Bladieblah / xpdf-python

Python wrapper around the pdftotext functionality of xpdf
GNU General Public License v3.0
2 stars 2 forks source link

Memory Leak in PdfLoader #23

Open ReMiOS opened 11 months ago

ReMiOS commented 11 months ago

I've noticed a fast increase in used memory when using PdfLoader To reproduce this issue the minimal code below can be used. On both Windows and Ubuntu i noticed similar results.

I've tried the Garbage Collector to free up elements, but without result.

Can you please assist on how to free the memory after loading PdfLoader ?

minimal code to reproduce:

#!/usr/bin/env python3
# -*- coding: utf-8 -*-

from xpydf.pdf_loader import PdfLoader

while True:
    loader =  PdfLoader( 'Test.pdf' )

Below the results on Windows Screenshot 1 with just python loaded, Screenshot 2 when test starts, Screenshot 3 after 20 seconds Memory_Leak

Same results on Ubuntu (but less fast since it's a light system with a slower CPU) RSS SZ VSZ 720 1298 5192 3040 1891 7564 20.080 47.376 189.504 <- test starts 28.024 49.878 199.512 32.556 50.596 202.384 32.820 50.695 202.780 33.084 50.761 203.044 .. snip ... 240.356 102.577 410.308 240.620 102.643 410.572 240.884 102.742 410.968 241.412 102.808 411.232 241.676 102.907 411.628 <- after 3 minutes

RSS: resident set size, the non-swapped physical memory that a task has used (in kiloBytes). SZ: size in physical pages of the core image of the process. This includes text, data, and stack space. VSZ: virtual memory size of the process in KiB (1024-byte units).

ReMiOS commented 11 months ago

I've done some further analysis, but haven't found the cause ....

from psutil import Process from xpydf.pdf_loader import PdfLoader import gc Process().memory_info().rss 32260096

loader = PdfLoader( 'Test.pdf' ) Process().memory_info().rss 34557952

del loader Process().memory_info().rss 34557952

gc.collect() 0 Process().memory_info().rss 34623488 ( => + 2.363.392 bytes )

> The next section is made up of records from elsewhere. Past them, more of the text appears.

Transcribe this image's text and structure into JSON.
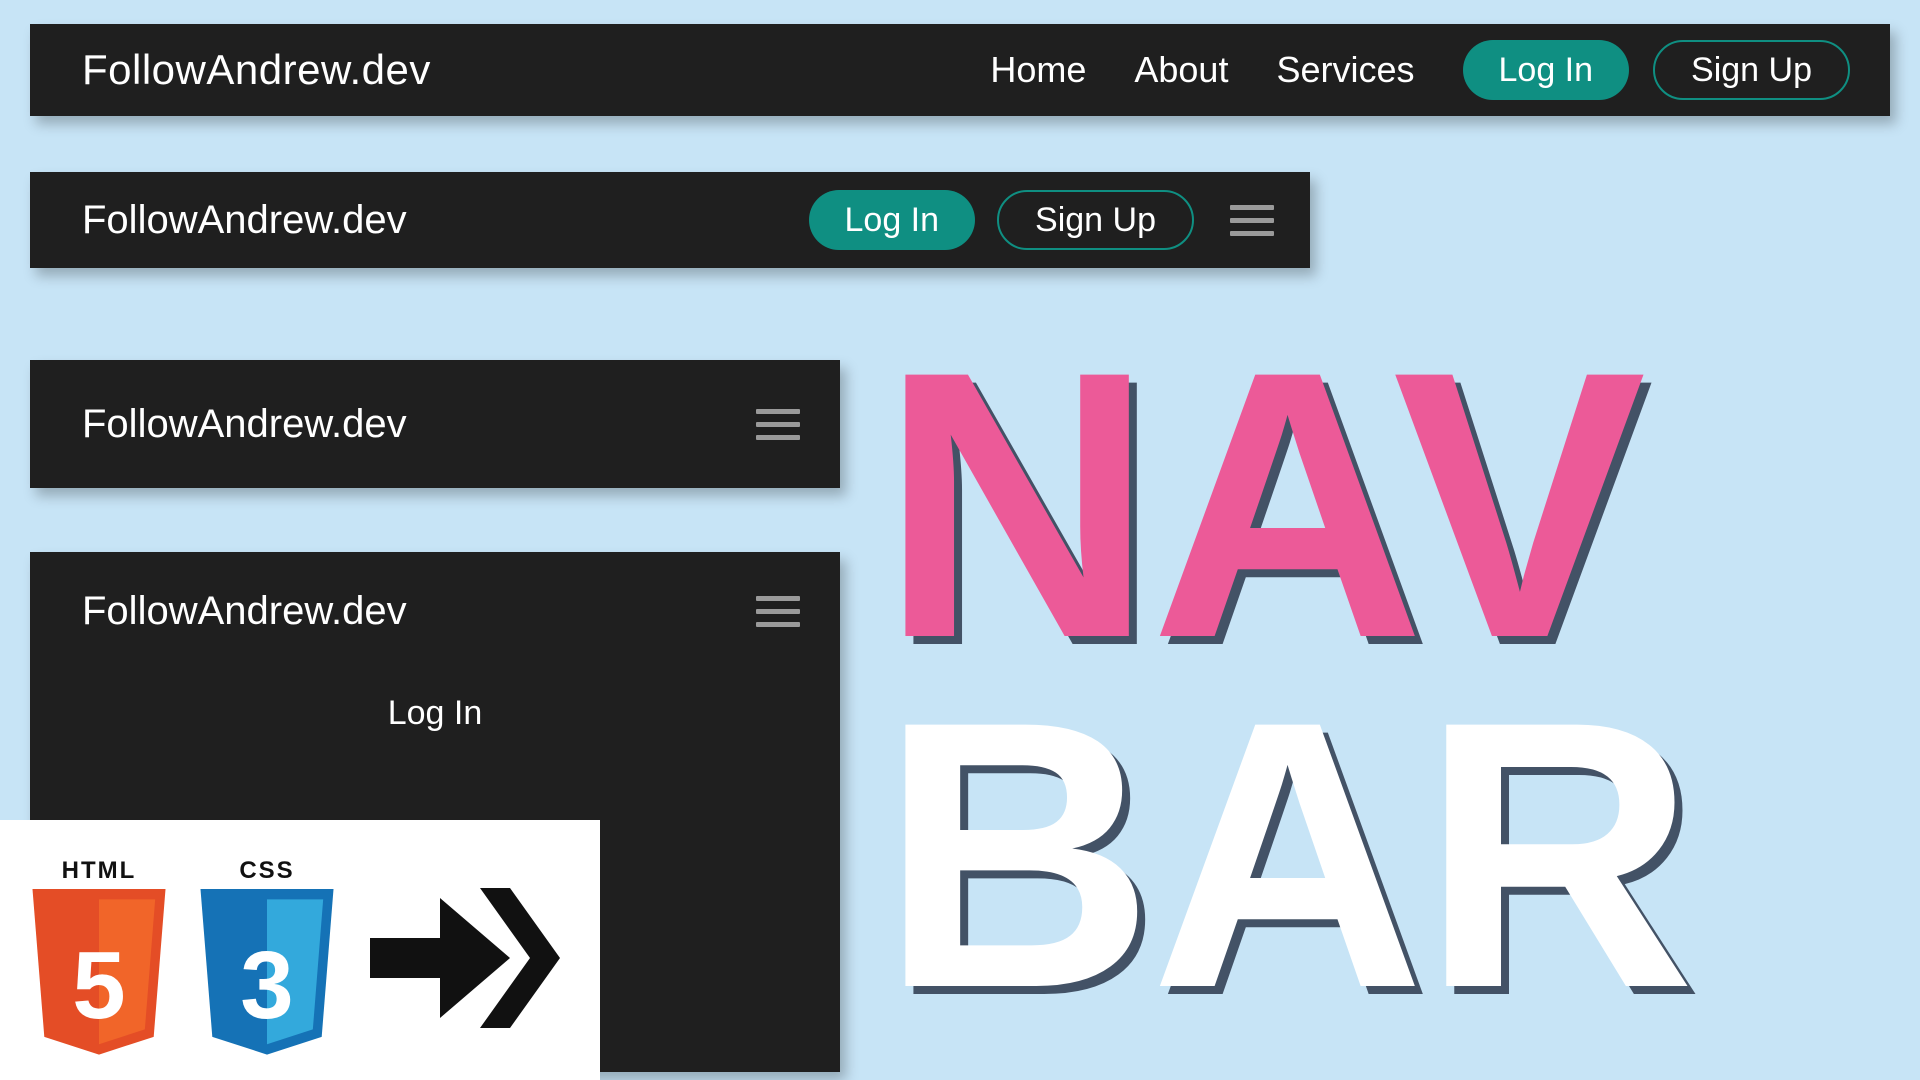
{
  "brand": "FollowAndrew.dev",
  "nav": {
    "links": [
      "Home",
      "About",
      "Services"
    ],
    "login_label": "Log In",
    "signup_label": "Sign Up"
  },
  "mobile_menu": {
    "login_label": "Log In"
  },
  "title": {
    "line1": "NAV",
    "line2": "BAR"
  },
  "badges": {
    "html_label": "HTML",
    "html_num": "5",
    "css_label": "CSS",
    "css_num": "3"
  },
  "colors": {
    "accent": "#0f8f82",
    "pink": "#ec5a98",
    "html_shield": "#e44d26",
    "css_shield": "#1572b6"
  }
}
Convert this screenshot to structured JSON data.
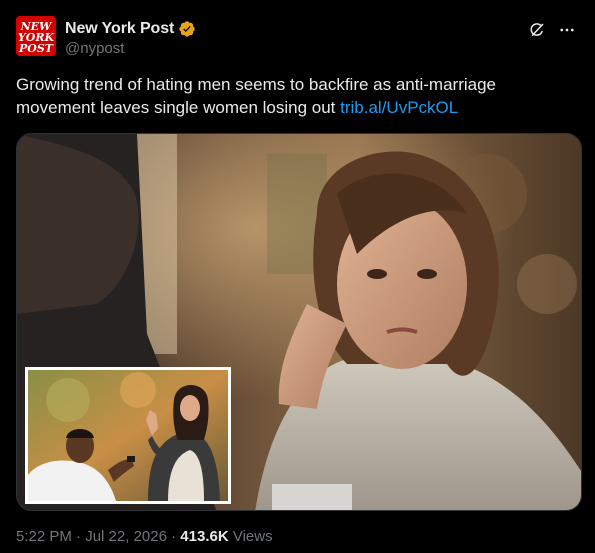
{
  "account": {
    "display_name": "New York Post",
    "handle": "@nypost",
    "avatar_text": [
      "NEW",
      "YORK",
      "POST"
    ],
    "avatar_color": "#d40000",
    "verified_badge_color": "#e8a317"
  },
  "header_actions": {
    "grok_icon": "grok-icon",
    "more_icon": "more-icon"
  },
  "post": {
    "text": "Growing trend of hating men seems to backfire as anti-marriage movement leaves single women losing out ",
    "link": "trib.al/UvPckOL"
  },
  "media": {
    "main_image": "woman-at-cafe-photo",
    "inset_image": "proposal-rejection-photo"
  },
  "meta": {
    "time": "5:22 PM",
    "separator": " · ",
    "date": "Jul 22, 2026",
    "views_count": "413.6K",
    "views_label": " Views"
  },
  "colors": {
    "background": "#000000",
    "text": "#e7e9ea",
    "secondary_text": "#71767b",
    "link": "#1d9bf0"
  }
}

Bladieblah commented 11 months ago

I've done some pretty extensive searching for memory leaks back in april, I'm 100% sure there are none in the C++ part of the implementation. I was also never able to find a leak in the wrapper but I did have suspicions there might be one. When I have time I'll have another look though! If you want to continue testing I can recommend Scalene for memory profiling

ReMiOS commented 11 months ago

Thanks for the tip, i will look into Scalene

I suspect the numpy library in the pdf_loader.py causes the memory usage, but i am not sure.

Update: I've removed all numpy parts (including extractImages and pageToImage parts) from the source for testing ( and re-compiled / installed ) But this does not fix the issue. I will investigate further ...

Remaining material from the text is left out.